Der Begriff der Volksetymologie wurde Mitte des 19. Jahrhunderts mit dem Aufsatz Ueber deutsche volksetymologie, erschienen 1852 in der Zeitschrift für vergleichende Sprachforschung auf dem Gebiete des Deutschen, Griechischen und Lateinischen, von Ernst Förstemann geprägt. Sie kommen häufig in mündlich überlieferten Erzählungen vor. Dabei handelt es sich zumeist um homophone (gleich klingende) Namensdeutungen von Pflanzen, Orten oder Heiligen (z. B. Augustin bei Augenleiden). Es gibt darüber hinaus auch musikalische Volksetymologien. Neben den traditionellen, auf die geschriebene Sprache beschränkten Belege, geraten in jüngster Zeit, durch die besonderen medialen und konzeptionellen Bedingungen der „Neuen Medien“, auch bislang (noch) nicht lexikalisierte Volksetymologien in den Blick (vgl. Girnth/Klump/Michel 2007).

Inhaltsverzeichnis

Beispiele

Volksetymologische Erklärungen beeinflussen insbesondere die lautliche Entwicklung von Wörtern bzw. auch nur deren Schriftbild, wie die folgenden Beispiele zeigen:

Deutsch

  • Armbrust: Das Wort „Armbrust“ leitet sich vom lateinischen arcuballista „Bogenschleuder“ ab. Das darauf basierende, französische Wort arbaleste wurde dann eingedeutscht, wobei eine Kombination der ähnlich klingenden Wörter „Arm“ (von der Möglichkeit, die Waffe in einer Hand zu halten) und dem mittelhochdeutschen berust/berost (Ausrüstung bzw. Bewaffnung) benutzt wurde. Noch später wurde der zweite Teil des Begriffs mit deutsch „Brust“ identifiziert.
  • Maulwurf: Volksetymologisch gesehen ist der Maulwurf ein Tier, das mit dem Maul Erde aufwirft.
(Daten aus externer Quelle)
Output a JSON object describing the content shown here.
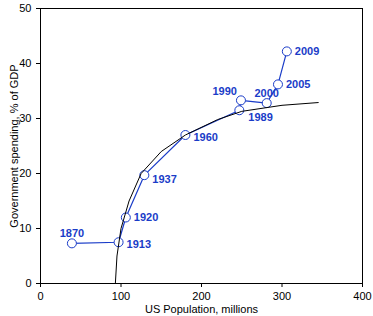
{
  "chart_data": {
    "type": "line",
    "x_label": "US Population, millions",
    "y_label": "Government spending, % of GDP",
    "xlim": [
      0,
      400
    ],
    "xticks": [
      0,
      100,
      200,
      300,
      400
    ],
    "ylim": [
      0,
      50
    ],
    "yticks": [
      0,
      10,
      20,
      30,
      40,
      50
    ],
    "grid": false,
    "series": [
      {
        "color": "#1a3cc8",
        "marker": "circle",
        "line_style": "solid",
        "x": [
          39,
          97,
          106,
          129,
          180,
          247,
          249,
          281,
          295,
          306
        ],
        "values": [
          7.3,
          7.5,
          12,
          19.7,
          27,
          31.5,
          33.3,
          32.8,
          36.2,
          42.2
        ],
        "labels": [
          "1870",
          "1913",
          "1920",
          "1937",
          "1960",
          "1989",
          "1990",
          "2000",
          "2005",
          "2009"
        ]
      },
      {
        "color": "#000000",
        "marker": "none",
        "line_style": "solid",
        "x": [
          93,
          95,
          100,
          110,
          125,
          150,
          180,
          220,
          250,
          300,
          345
        ],
        "values": [
          0,
          5,
          10,
          15,
          20,
          24,
          27,
          29.8,
          31.3,
          32.4,
          32.9
        ]
      }
    ]
  }
}
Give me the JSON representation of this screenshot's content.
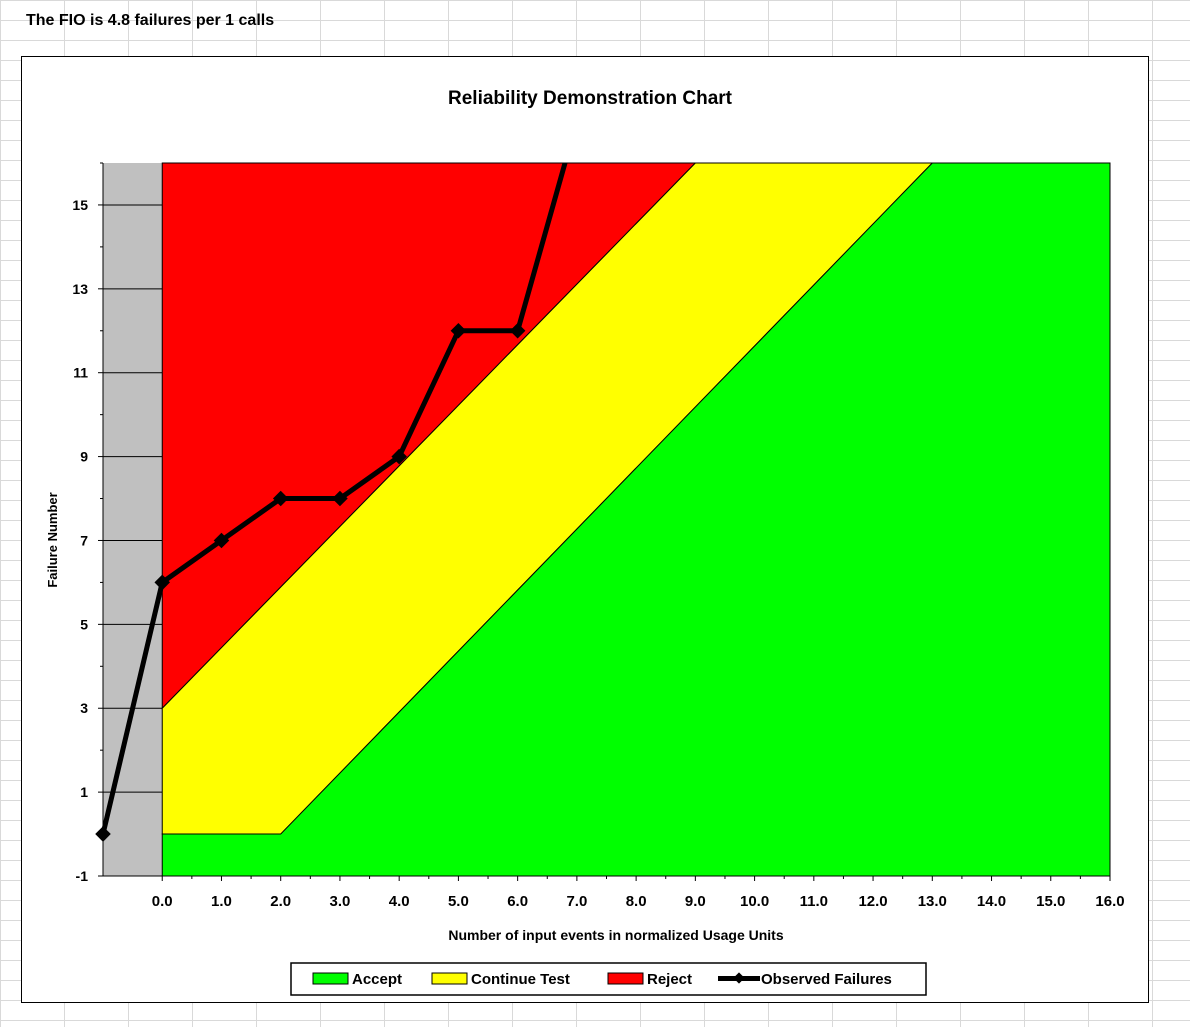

Tatsächlich hieß das Tier im Althochdeutschen noch muwerf „Haufenwerfer“ (muga, muha, muwa „(Korn-)Haufen“). Im Mittelhochdeutschen wurde daraus moltwerf „Erdwerfer“. Als das Wort molt für „Erde, Staub“ ausstarb, konnten die Sprecher des Deutschen mit dem moltwerf nichts mehr verbinden. Daher entstand das lautlich ähnliche „Maulwurf“.
  • Zwiebel: Die alte Entlehnung aus lat. cepulla wurde bereits im Althochdeutschen angelehnt an die vermeintlichen Bestandteile zwi- „zweifach; doppelt“ und bolla „Knospe; Fruchtknoten“.
  • Guten Rutsch ins neue Jahr: Diese Wendung hat ursprünglich nichts mit dem deutschen „rutschen“ zu tun, sondern geht vermutlich zurück auf jiddisch Rosch ha-Schanah „neues Jahr“.
  • Die (berlinische) Redensart „Es zieht wie Hechtsuppe“ ist ebenfalls aus dem Jiddischen abgeleitet, wo hech supha „Sturmwind“ bedeutet.
  • Hals- und Beinbruch: Auch hier war das Jiddische Vorbild: hatsloche un’ broche הצלכה ון ברכה  „Glück und Segen“.
  • Vielfraß: Der Name hat nichts mit der Ernährungsgewohnheit des Tiers zu tun, sondern kommt von dem nordischen Ausdruck fjellfräs, zu deutsch „Gebirgskatze“.
  • Wittstock: Der Name der Stadt scheint niederdeutschen Ursprungs zu sein und „weißer Stock“ zu bedeuten. In Wirklichkeit stammt er von altpolabisch vysoky, feminin vysoka („hoch gelegen“), da die Wittstocker Burg ab 946 so genannt wurde. Der Name ist dann auf die Siedlung im Tal übertragen worden.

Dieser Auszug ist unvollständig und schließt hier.